Looking at the code above the only difference between these two cases is that the first parameter to Validate() is different. The ValidationEngine tracks which model elements have been validated so that elements do not get validated twice resulting in duplicated error messages. It does this by tracking validated elements using the ValidationMemory. All the ValidationElementState flag does is cause the memory to be reset in the FirstElement case. In the LinkedElement case the memory remains so if validation “hops” from one model to another the list of previously visited elements is preserved.

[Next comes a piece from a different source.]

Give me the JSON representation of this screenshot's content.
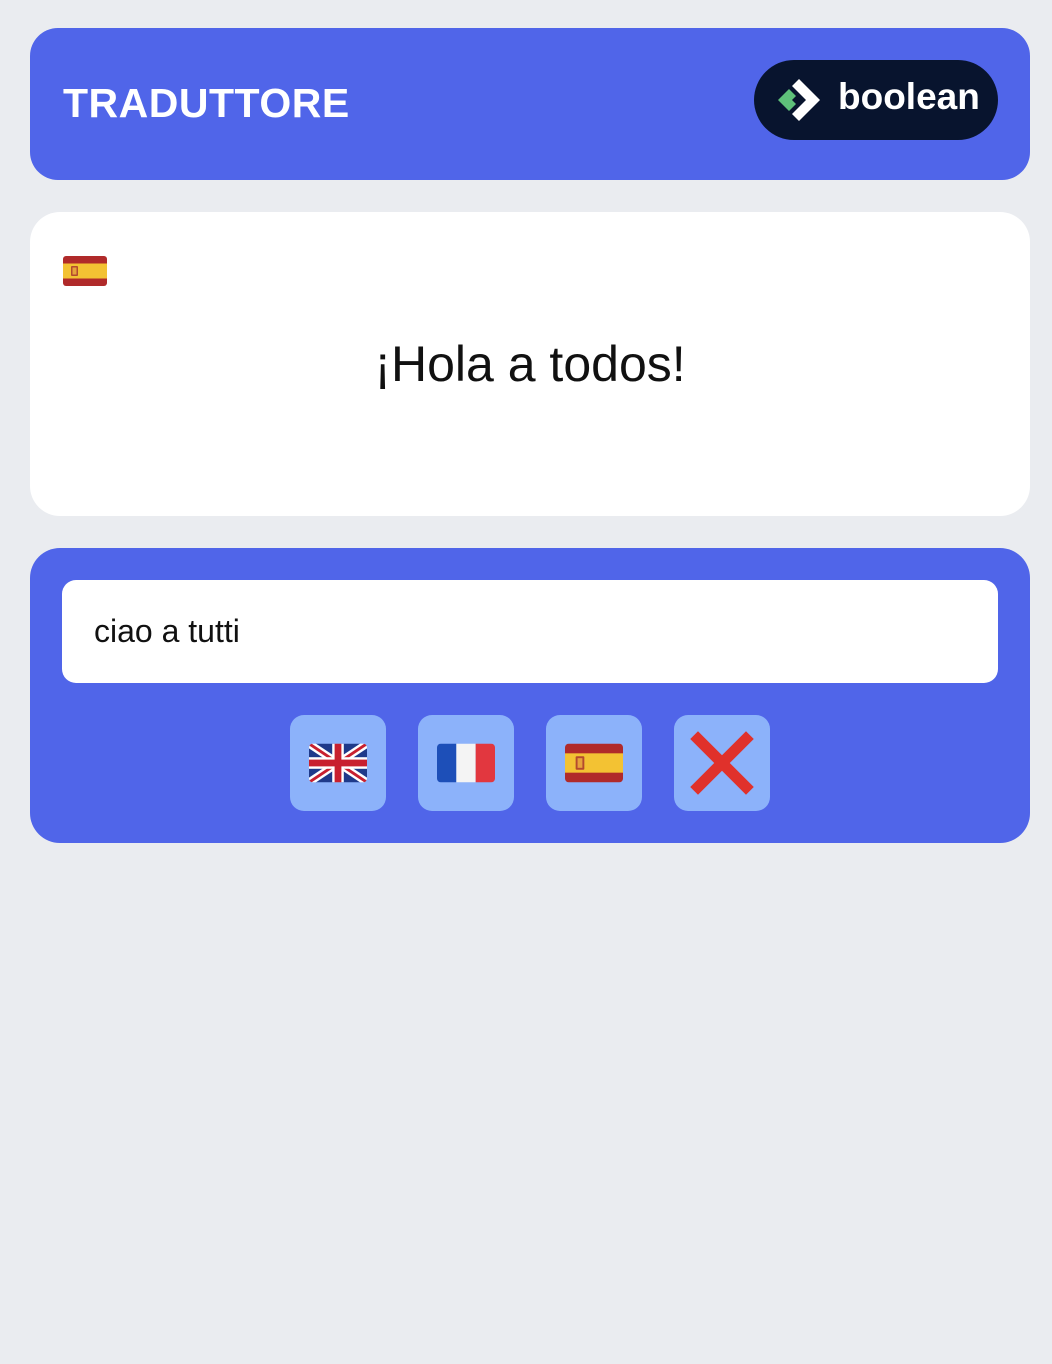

In either case the validation engine ultimately spins up the EntLib Validator and loads the ruleset configuration and then validates the model element according to its type.
We used this approach as it provides an open, extendable validation framework. Factory users can add new rules to the ruleset file and if need be new validators. Both the ruleset and the validators are dynamically loaded so there’s no need to rebuild the factory in order to extend model validation. The only issue is there is that we only support one ruleset file. The EntLib validation framework doesn’t provide a simple way to merge multiple rulesets. This will cause versioning conflicts if you want to apply multiple new validation rules to your factory.